Sartre n’a jamais rédigé d’esthétique thématisant clairement une redéfinition de l’analogon pictural : c’est un fait. D’ailleurs les écrits sartriens sur la peinture sont toujours teintés de modestie philosophique : le doute sur l’interprétation à retenir, les retours incessants sur les mêmes leitmotivs pour les confronter à la réalité de la toile, l’hésitation à parachever des descriptions qui pourraient se renouveler indéfiniment, conduisent Sartre à s’effacer assez rapidement derrière la matière des toiles et les intentions de leurs auteurs, donnant naissance à une « écriture blanche … faite pour s’abolir derrière la contemplation de l’œuvre » , remarque Michel Sicard[xvii]. Le contenu de ces textes discrédite à lui seul l’hypothèse d’une accaparation philosophique de « ses » peintres par Sartre : ce ne sont pas les peintres du philosophe Sartre ; c’est bien plutôt la pensée de Sartre qui s’est trouvée bouleversée et comme « picturalisée » à leur contact, que leur peinture qui s’est retrouvée phagocytée par le système de pensée du philosophe. Il faut évidemment reconnaître que la théorie iconoclaste de l’analogon est chronologiquement première et que l’on ne peut que déduire la seconde – la théorie « matiériste » de l’analogon, ce que François Noudelmann a nommé « la revanche de l’image sur l’imaginaire » – ou plus exactement l’induire à partir de ses essais sur la peinture. Mais cela n’implique pas pour autant de reconstruire « par-dessus » Sartre un autre Sartre, plus merleau-pontien que Merleau-Ponty lui-même. Les textes sur la peinture contredisent la définition initiale de l’analogon en redonnant le premier rôle à la matière picturale, corrigeant la relégation de la peinture comme « art non-signifiant » par une redéfinition de celle-ci comme « art signifiant de lui-même » : la perte de la signification entraîne un gain de sens considérable, l’absence pouvant désormais s’inscrire dans la présence. Les arts plastiques auront ainsi fait l’office chez Sartre, comme ce fut le cas pour Wols et Klee, de véritables « révélateurs ontologiques » , permettant comme une revanche de l’esthétique sartrienne sur son ontologie première[xviii].

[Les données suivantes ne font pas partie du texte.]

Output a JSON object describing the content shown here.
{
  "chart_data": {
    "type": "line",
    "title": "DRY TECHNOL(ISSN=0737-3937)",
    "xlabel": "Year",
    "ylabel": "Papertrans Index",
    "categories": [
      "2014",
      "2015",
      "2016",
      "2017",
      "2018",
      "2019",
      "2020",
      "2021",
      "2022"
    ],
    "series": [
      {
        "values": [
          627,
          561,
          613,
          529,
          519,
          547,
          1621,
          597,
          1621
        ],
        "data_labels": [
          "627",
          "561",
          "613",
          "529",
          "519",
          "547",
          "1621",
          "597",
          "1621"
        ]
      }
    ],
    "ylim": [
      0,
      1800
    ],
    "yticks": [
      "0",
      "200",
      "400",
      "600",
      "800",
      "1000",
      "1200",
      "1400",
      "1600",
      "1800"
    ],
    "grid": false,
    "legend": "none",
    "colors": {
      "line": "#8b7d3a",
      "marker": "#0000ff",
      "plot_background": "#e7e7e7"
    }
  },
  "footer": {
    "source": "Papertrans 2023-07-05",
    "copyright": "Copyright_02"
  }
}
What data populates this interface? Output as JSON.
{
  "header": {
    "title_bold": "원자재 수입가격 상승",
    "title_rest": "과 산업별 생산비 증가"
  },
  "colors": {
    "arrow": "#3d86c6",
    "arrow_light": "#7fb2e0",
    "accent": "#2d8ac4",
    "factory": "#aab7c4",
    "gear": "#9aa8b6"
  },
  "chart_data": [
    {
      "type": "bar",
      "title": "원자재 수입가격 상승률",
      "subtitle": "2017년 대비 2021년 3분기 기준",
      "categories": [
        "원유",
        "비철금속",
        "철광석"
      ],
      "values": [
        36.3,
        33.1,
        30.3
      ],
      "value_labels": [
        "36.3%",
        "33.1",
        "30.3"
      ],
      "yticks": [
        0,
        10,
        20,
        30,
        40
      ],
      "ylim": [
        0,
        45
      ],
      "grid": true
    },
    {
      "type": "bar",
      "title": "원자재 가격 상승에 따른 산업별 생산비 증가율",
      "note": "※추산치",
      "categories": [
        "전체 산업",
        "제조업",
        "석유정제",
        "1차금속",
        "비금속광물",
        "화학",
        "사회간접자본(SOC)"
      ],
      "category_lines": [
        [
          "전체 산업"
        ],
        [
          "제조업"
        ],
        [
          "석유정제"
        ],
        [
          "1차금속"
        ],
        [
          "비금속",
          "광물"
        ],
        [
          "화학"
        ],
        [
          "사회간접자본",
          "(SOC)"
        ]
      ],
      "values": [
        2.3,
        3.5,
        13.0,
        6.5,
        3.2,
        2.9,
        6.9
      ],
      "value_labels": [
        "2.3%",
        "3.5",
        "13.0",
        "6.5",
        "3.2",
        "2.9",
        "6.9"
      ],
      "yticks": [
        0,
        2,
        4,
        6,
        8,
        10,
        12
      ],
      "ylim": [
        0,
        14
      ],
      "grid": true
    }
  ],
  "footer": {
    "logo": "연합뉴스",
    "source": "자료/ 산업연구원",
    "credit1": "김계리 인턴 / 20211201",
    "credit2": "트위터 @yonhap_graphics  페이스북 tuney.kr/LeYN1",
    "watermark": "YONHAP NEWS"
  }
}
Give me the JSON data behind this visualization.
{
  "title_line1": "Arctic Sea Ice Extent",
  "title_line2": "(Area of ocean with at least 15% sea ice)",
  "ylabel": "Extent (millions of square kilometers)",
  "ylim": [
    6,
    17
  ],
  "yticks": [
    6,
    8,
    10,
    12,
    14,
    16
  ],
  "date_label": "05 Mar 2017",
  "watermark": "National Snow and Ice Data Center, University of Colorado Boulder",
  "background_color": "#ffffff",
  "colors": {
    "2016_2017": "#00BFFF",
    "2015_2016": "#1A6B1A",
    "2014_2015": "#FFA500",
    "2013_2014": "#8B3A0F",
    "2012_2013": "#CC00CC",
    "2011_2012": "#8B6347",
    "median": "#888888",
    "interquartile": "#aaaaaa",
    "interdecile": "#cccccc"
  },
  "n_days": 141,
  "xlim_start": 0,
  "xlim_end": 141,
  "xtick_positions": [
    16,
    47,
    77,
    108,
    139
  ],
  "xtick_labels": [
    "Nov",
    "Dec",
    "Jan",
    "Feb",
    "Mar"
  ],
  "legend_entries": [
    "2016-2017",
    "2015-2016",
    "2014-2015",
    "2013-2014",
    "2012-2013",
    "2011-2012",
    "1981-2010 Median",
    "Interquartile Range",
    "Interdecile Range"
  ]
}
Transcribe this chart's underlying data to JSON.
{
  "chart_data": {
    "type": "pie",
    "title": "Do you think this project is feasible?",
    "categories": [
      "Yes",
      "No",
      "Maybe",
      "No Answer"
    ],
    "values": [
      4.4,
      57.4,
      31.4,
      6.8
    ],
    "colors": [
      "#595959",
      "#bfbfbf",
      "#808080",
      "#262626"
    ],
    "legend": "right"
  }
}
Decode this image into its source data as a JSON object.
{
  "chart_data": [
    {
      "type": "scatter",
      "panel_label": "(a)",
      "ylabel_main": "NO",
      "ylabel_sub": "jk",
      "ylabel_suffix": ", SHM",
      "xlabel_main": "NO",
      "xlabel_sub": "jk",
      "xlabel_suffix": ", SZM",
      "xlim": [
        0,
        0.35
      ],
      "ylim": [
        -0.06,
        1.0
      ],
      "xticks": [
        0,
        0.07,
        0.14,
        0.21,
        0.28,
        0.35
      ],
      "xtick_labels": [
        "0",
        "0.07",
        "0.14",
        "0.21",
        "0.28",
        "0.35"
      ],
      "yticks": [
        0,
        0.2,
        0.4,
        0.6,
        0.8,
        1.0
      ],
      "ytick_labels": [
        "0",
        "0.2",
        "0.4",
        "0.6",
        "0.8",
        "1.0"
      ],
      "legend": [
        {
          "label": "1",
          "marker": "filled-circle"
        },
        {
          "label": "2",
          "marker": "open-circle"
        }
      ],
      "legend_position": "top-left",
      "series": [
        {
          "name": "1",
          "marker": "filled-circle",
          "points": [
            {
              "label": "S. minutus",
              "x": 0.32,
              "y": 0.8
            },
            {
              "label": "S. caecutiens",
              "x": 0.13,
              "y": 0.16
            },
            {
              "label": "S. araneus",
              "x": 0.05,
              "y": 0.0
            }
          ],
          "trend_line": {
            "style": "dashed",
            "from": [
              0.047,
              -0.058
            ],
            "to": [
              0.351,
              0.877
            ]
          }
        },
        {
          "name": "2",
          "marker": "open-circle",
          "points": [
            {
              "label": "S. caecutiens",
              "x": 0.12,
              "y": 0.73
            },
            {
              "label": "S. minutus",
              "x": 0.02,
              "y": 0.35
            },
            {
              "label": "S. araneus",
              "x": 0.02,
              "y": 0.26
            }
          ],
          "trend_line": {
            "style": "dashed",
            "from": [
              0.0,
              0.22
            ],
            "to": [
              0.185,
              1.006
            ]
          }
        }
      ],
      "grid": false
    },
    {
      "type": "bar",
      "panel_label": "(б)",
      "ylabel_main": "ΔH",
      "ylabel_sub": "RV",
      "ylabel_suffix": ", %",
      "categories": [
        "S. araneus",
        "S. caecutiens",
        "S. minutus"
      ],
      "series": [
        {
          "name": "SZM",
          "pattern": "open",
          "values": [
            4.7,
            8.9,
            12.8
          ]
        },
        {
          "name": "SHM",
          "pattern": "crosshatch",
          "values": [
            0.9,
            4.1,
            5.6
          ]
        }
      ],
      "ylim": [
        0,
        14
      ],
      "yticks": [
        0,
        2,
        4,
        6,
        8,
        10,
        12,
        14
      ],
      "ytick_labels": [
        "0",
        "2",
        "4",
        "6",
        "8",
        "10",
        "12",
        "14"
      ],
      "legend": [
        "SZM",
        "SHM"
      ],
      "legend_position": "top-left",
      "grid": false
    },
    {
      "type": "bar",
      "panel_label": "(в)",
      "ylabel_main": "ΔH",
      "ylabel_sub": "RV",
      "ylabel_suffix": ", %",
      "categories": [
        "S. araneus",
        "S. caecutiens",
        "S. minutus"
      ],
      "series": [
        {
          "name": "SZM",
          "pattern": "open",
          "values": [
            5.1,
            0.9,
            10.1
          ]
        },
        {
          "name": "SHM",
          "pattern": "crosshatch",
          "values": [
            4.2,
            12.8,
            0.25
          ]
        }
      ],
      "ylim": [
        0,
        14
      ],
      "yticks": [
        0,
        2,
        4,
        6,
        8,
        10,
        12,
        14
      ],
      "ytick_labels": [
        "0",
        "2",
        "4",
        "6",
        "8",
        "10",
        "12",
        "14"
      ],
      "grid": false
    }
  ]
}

[i] « Si la phénoménologie est bien cette discipline qui traite la manière d’apparaître des choses comme un problème autonome, selon la formule de Ricœur, elle est naturellement confrontée à la question de l’unité de l’esthétique » , confirme Renaud Barbaras, « Sentir et faire. La phénoménologie et l’unité esthétique » , Phénoménologie et esthétique, Editions Encre marine, 1998, p. 21.
[ii] SMD & 61.
[iii] Nous avons noté de multiples références ou allusions de Merleau-Ponty à Sartre, tandis que l’inverse est rarissime ; dans la seule « Phénoménologie de la Perception » , on trouvera ainsi pas moins de neufs références à Sartre (p. 10, 102, 121, 188, 210, 216, 374, 435 et 486) .
[iv] VPP p. 46.
[v] « Cette révélation d’un sens immanent ou naissant dans le corps vivant, elle s’étend, comme nous le verrons, à tout le monde sensible, et notre regard, averti par l’expérience du corps propre, retrouvera dans tous les autres « objets » le miracle de l’expression » , PP, p. 230 ; puis Merleau-Ponty cite l’exemple de Cézanne, désireux de peindre la « nappe de neige fraîche » décrite par Balzac dans La Peau de chagrin.
[vi] C’est ce que Merleau-Ponty nomme lui-même une « analyse bipartite » de la part de Sartre, opposant la « perception comme observation, tissu rigoureux, sans aucun « jour » » et « l’imaginaire comme lieu de la négation de soi » ; cf VI, Notes de travail, p. 320.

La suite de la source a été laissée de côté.